Although growth is estimated to be even slower in 2024, the worst is perhaps over and headwinds are expected to ease, analysts say.
The consistently high interest rates are expected to come down, although inflation, trending down, is still not in the 2 per cent target range of most central banks in the world.
Many analysts expect the next major monetary policy move in 2024 from the US Federal Reserve will be a rate cut, although they remain divided on when the Fed is likely to slash its benchmark rate and by how many basis points the regulator will lower it.
While inflation and rates trending down will bode well for growth in the latter half of next year, risks remain that can hamper economic momentum.
Geopolitical tensions, the health of the US and Chinese economies, volatility in oil prices, widening growth divergence, worryingly high global debt levels, and the mounting cost of climate are among the factors that will determine if the global economy has a soft landing next year.
The entirety of this year was defined by muted growth, dotted with geopolitical shocks and an abrupt banking crisis that threatened to derail growth. The continuation of the sharpest monetary policy tightening in decades to subdue consumer prices also took the wind out of sails.

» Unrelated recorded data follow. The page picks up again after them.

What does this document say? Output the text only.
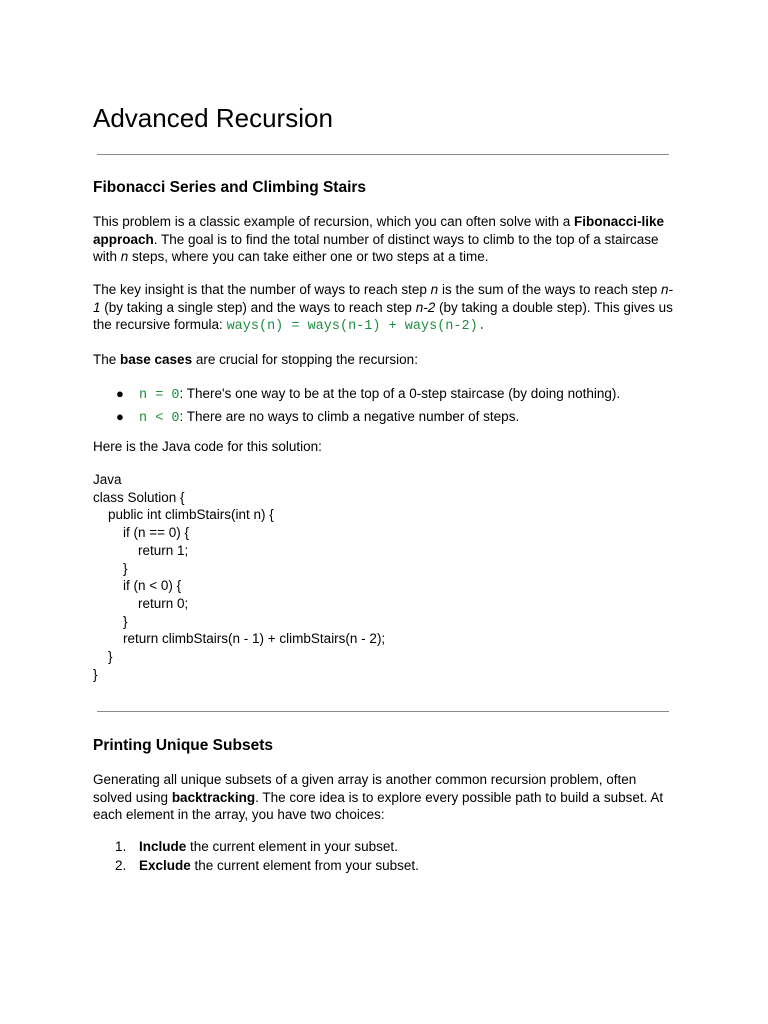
Advanced Recursion
Fibonacci Series and Climbing Stairs

This problem is a classic example of recursion, which you can often solve with a Fibonacci-like approach. The goal is to find the total number of distinct ways to climb to the top of a staircase with n steps, where you can take either one or two steps at a time.

The key insight is that the number of ways to reach step n is the sum of the ways to reach step n-1 (by taking a single step) and the ways to reach step n-2 (by taking a double step). This gives us the recursive formula: ways(n) = ways(n-1) + ways(n-2).

The base cases are crucial for stopping the recursion:

● n = 0: There's one way to be at the top of a 0-step staircase (by doing nothing).
● n < 0: There are no ways to climb a negative number of steps.

Here is the Java code for this solution:

Java
class Solution {
public int climbStairs(int n) {
if (n == 0) {
return 1;
}
if (n < 0) {
return 0;
}
return climbStairs(n - 1) + climbStairs(n - 2);
}
}
Printing Unique Subsets

Generating all unique subsets of a given array is another common recursion problem, often solved using backtracking. The core idea is to explore every possible path to build a subset. At each element in the array, you have two choices:

1. Include the current element in your subset.
2. Exclude the current element from your subset.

The International Monetary Fund expects global economic growth at 3 per cent this year, slower than the 3.5 per cent expansion recorded in 2022, remaining below the historical world growth average, the Washington-based fund said in its World Economic Outlook in October.
For next year, the IMF expects global gross domestic product to expand by 2.9 per cent, while the World Bank estimates 2.4 per cent growth and the Organisation of Economic Co-operation and Development forecasts it at 2.7 per cent.
Both the IMF and the World Bank anticipate growth to remain slow and uneven, especially in emerging and developing economies.
“Looking at 2024, we anticipate uncertainty to persist, with sub-trend growth projected across the world’s economies,” State Street Global Advisor said in its 2024 Outlook report.
“While the path to a soft landing appears viable, with growth decelerating but not collapsing, the effects of monetary policy tightening are still working their way through the system.”